In the above example, we simply had worker 2 execute the println function. There was nothing of interest to return or retrieve from this. Often, however, the expression we sent to the worker will yield something we wish to retrieve. Notice in the example above, when we called #spawnat, before we got the printout from worker 2, we saw the following:
RemoteRef{Channel{Any}}(2,1,3)
This indicates that the #spawnat macro will return a RemoteRef type object. This object in turn will contain the return values from our expression that is sent to the worker. If we want to retrieve those values, we can first assign the RemoteRef that #spawnat returns to an object and then, and then use the fetch() function which operates on a RemoteRef type object, to retrieve the results stored from an evaluation performed on a worker.
julia> result = #spawnat 2 2 + 5
RemoteRef{Channel{Any}}(2,1,26)
julia> fetch(result)
7
The key to being able to use #spawn effectively is understanding the nature behind the expressions that it operates on. Using #spawn to send commands to workers is slightly more complicated than just typing directly what you would type if you were running an "interpreter" on one of the workers or executing code natively on them. For instance, suppose we wished to use #spawnat to assign a value to a variable on a worker. We might try:
#spawnat 2 a = 5
RemoteRef{Channel{Any}}(2,1,2)
Did it work? Well, let's see by having worker 2 try to print a.
julia> #spawnat 2 println(a)
RemoteRef{Channel{Any}}(2,1,4)
julia>
Nothing happened. Why? We can investigate this more by using fetch() as above. fetch() can be very handy because it will retrieve not just successful results but also error messages as well. Without it, we might not even know that something has gone wrong.
julia> result = #spawnat 2 println(a)
RemoteRef{Channel{Any}}(2,1,5)
julia> fetch(result)
ERROR: On worker 2:
UndefVarError: a not defined
The error message says that a is not defined on worker 2. But why is this? The reason is that we need to wrap our assignment operation into an expression that we then use #spawn to tell the worker to evaluate.

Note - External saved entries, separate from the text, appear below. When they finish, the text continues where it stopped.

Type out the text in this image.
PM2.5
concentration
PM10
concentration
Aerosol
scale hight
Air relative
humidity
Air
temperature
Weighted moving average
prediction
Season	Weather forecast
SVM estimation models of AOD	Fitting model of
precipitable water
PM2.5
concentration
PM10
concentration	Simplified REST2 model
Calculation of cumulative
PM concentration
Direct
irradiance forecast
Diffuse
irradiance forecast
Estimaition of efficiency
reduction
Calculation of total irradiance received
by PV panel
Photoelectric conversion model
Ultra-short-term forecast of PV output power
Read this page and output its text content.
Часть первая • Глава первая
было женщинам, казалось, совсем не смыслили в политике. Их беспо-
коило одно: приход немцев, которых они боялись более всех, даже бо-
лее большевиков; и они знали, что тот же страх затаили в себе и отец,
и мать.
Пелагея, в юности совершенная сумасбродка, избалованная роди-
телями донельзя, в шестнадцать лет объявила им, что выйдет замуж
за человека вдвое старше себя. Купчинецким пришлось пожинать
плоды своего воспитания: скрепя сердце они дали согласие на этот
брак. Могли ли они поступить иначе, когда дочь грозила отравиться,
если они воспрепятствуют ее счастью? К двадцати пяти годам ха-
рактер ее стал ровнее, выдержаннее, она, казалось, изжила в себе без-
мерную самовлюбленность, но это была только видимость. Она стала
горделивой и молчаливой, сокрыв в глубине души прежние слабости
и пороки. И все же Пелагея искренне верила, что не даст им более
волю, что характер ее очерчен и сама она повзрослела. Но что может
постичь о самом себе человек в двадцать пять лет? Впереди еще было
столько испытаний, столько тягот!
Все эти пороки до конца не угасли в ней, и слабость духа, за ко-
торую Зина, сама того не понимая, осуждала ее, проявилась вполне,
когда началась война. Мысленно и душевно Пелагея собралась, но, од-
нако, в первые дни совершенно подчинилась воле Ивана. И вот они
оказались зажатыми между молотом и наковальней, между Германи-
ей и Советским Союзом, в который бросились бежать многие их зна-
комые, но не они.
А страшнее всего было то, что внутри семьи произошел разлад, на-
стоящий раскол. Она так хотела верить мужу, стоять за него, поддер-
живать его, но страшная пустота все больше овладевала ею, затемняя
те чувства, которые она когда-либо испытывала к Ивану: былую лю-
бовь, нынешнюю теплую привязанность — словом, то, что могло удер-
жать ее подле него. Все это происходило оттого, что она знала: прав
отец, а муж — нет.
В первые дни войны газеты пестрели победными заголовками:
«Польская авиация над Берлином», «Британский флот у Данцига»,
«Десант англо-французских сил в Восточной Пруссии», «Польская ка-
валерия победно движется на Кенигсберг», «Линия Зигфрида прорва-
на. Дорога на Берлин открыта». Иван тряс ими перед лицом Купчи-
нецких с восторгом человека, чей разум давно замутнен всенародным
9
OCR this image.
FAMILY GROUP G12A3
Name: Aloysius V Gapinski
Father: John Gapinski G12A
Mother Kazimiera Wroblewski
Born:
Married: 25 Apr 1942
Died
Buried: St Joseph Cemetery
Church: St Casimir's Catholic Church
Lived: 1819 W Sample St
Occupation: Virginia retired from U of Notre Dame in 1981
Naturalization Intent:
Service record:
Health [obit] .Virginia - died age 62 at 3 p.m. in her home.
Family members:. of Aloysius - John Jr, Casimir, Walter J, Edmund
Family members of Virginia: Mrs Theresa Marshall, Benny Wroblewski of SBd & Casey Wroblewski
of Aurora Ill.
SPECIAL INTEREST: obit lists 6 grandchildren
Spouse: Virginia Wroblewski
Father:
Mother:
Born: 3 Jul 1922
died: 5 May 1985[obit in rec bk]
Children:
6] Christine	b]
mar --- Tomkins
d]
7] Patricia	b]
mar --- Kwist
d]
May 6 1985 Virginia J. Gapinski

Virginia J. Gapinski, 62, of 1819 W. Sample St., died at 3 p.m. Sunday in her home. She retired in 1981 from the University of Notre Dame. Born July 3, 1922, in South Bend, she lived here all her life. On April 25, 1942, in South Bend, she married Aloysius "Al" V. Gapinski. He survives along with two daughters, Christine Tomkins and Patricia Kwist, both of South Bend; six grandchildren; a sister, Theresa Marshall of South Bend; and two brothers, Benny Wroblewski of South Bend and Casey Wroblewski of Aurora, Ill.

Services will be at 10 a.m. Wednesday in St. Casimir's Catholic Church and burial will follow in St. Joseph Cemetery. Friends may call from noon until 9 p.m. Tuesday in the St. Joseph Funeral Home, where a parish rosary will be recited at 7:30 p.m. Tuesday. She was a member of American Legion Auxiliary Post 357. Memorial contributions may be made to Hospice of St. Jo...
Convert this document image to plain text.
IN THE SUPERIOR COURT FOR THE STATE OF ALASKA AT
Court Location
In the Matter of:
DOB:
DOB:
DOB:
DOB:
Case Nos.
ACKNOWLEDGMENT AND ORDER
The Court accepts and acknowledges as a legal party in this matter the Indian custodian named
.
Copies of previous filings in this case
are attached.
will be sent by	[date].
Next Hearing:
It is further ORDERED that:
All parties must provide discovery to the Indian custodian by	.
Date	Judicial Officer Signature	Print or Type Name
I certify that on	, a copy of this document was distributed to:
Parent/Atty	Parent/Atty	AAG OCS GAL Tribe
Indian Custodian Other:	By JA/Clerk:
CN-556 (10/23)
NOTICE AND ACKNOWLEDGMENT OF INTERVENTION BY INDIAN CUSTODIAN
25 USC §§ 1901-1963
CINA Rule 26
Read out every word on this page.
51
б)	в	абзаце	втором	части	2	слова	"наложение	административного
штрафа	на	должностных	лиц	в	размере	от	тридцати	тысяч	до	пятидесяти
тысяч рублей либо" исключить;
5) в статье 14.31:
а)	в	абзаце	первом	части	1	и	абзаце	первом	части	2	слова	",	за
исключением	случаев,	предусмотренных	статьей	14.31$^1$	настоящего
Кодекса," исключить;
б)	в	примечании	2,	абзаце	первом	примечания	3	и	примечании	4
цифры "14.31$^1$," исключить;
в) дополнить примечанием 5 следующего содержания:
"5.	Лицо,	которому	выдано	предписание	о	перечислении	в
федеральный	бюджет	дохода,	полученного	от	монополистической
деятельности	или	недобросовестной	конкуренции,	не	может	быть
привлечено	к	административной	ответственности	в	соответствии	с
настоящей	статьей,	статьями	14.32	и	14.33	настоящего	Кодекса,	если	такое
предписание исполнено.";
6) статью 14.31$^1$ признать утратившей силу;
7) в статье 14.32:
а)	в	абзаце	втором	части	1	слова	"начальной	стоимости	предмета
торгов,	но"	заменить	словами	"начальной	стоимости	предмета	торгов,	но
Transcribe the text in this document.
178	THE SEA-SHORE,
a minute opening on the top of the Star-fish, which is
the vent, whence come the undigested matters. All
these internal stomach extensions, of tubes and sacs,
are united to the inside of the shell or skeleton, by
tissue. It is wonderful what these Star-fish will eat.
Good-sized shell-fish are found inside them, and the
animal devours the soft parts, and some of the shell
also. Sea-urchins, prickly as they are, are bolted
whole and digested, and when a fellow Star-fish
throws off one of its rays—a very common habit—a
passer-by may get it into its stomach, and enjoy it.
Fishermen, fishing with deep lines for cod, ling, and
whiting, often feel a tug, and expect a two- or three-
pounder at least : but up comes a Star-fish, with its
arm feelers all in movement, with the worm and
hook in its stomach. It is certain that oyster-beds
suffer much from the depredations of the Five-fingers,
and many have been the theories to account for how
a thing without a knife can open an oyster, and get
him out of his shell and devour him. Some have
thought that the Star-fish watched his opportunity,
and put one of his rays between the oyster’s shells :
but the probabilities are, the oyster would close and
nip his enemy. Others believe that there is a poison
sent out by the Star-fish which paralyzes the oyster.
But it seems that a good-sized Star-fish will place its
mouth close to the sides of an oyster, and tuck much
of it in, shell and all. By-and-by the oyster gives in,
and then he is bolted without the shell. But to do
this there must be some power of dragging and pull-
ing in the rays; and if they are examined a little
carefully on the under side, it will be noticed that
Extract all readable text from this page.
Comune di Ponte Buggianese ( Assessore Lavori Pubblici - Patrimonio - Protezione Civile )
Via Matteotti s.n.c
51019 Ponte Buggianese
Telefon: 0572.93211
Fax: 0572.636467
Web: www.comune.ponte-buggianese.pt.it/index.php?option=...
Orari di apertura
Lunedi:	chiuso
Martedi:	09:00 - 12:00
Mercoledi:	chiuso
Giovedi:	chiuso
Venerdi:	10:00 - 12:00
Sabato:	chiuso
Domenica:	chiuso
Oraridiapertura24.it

Below is an example, with explanation following:
julia> #spawnat 2 eval(:(a = 2))
RemoteRef{Channel{Any}}(2,1,7)
julia> #spawnat 2 println(a)
RemoteRef{Channel{Any}}(2,1,8)
julia> From worker 2: 2
The :() syntax is what Julia uses to designate expressions. We then use the eval() function in Julia, which evaluates an expression, and we use the #spawnat macro to instruct that the expression be evaluated on worker 2.
We could also achieve the same result as:
julia> #spawnat(2, eval(parse("c = 5")))
RemoteRef{Channel{Any}}(2,1,9)
julia> #spawnat 2 println(c)
RemoteRef{Channel{Any}}(2,1,10)
julia> From worker 2: 5
This example demonstrates two additional notions. First, we see that we can also create an expression using the parse() function called on a string. Secondly, we see that we can use parentheses when calling #spawnat, in situations where this might make our syntax more clear and manageable.